Since July 5, 2016, Juno has been orbiting Jupiter.
The furthest solar-powered spacecraft ever to be sent into space, it is currently 500 million miles away from Earth traveling at 127,000 mph.
In Juno’s four years in orbit, the solar-powered spacecraft has been carrying out a scientific investigation into Jupiter from an elliptical polar orbit.
The spacecraft spent most of its time in a fair distance away from the gas giant.

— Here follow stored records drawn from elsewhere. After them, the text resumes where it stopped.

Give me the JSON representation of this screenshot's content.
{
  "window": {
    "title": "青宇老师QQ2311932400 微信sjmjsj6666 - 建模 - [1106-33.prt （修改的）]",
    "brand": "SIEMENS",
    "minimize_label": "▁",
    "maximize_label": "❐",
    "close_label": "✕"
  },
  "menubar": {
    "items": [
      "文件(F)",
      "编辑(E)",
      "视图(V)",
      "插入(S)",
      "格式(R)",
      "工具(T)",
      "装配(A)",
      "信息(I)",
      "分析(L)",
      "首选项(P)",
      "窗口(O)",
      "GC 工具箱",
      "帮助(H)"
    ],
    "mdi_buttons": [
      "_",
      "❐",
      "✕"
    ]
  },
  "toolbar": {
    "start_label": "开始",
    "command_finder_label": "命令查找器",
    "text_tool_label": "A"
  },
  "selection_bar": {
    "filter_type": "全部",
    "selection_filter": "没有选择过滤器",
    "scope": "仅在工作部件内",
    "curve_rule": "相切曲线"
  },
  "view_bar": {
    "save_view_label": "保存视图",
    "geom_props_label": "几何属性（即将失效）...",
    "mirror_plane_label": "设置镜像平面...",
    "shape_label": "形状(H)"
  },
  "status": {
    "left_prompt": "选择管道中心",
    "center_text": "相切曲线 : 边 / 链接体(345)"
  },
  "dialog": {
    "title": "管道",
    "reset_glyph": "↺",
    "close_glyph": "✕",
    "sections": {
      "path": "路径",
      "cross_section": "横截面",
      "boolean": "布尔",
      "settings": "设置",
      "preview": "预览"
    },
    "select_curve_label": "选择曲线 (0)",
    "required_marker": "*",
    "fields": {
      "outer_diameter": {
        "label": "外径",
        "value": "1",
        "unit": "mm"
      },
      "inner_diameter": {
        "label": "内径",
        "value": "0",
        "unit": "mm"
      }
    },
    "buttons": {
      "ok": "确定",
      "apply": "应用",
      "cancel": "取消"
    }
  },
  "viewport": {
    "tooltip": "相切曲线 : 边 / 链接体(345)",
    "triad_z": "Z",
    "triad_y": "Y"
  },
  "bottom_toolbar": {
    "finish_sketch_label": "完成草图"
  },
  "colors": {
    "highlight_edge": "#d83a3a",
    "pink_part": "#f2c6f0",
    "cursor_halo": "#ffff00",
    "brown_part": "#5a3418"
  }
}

For a short period every 53 days, the elliptical orbit allows Juno to get close to Jupiter’s cloud tops, allowing for some truly magnificent images
Jupiter is the biggest planet in our solar system, it also rotates faster than any other of the earth’s neighboring planets and its 1 full day is completed in just 10 hours!
The fast rotation results in strong jet streams that separate the clouds of Jupiter into ‘bright zones and dark belts’, and then wrap around it according to NASA.
Juno’s purpose is to learn various aspects of Jupiter. This includes research into its composition, magnetic field, gravity field, and its well-known powerful storms.
The “JunoCam” has been fitted to the spacecraft for outreach purposes. Regardless of having only been made to last eight orbits, JunoCam’s still proving to be a tough little camera.
After each orbit, the data from the camera is downloaded before being handed to a team of scientists to work on.
Some people volunteered to process the images. The outputs were true works of art, capturing Jupiter’s iconic ‘racing stripes’ and the colossal jet stream.
Jupiter has some seriously dramatic storms compared with earth. Thunderheads reach five times higher and lightning flashes can be up to three times more energetic than even the biggest ‘super bolts’ witnessed on our planet.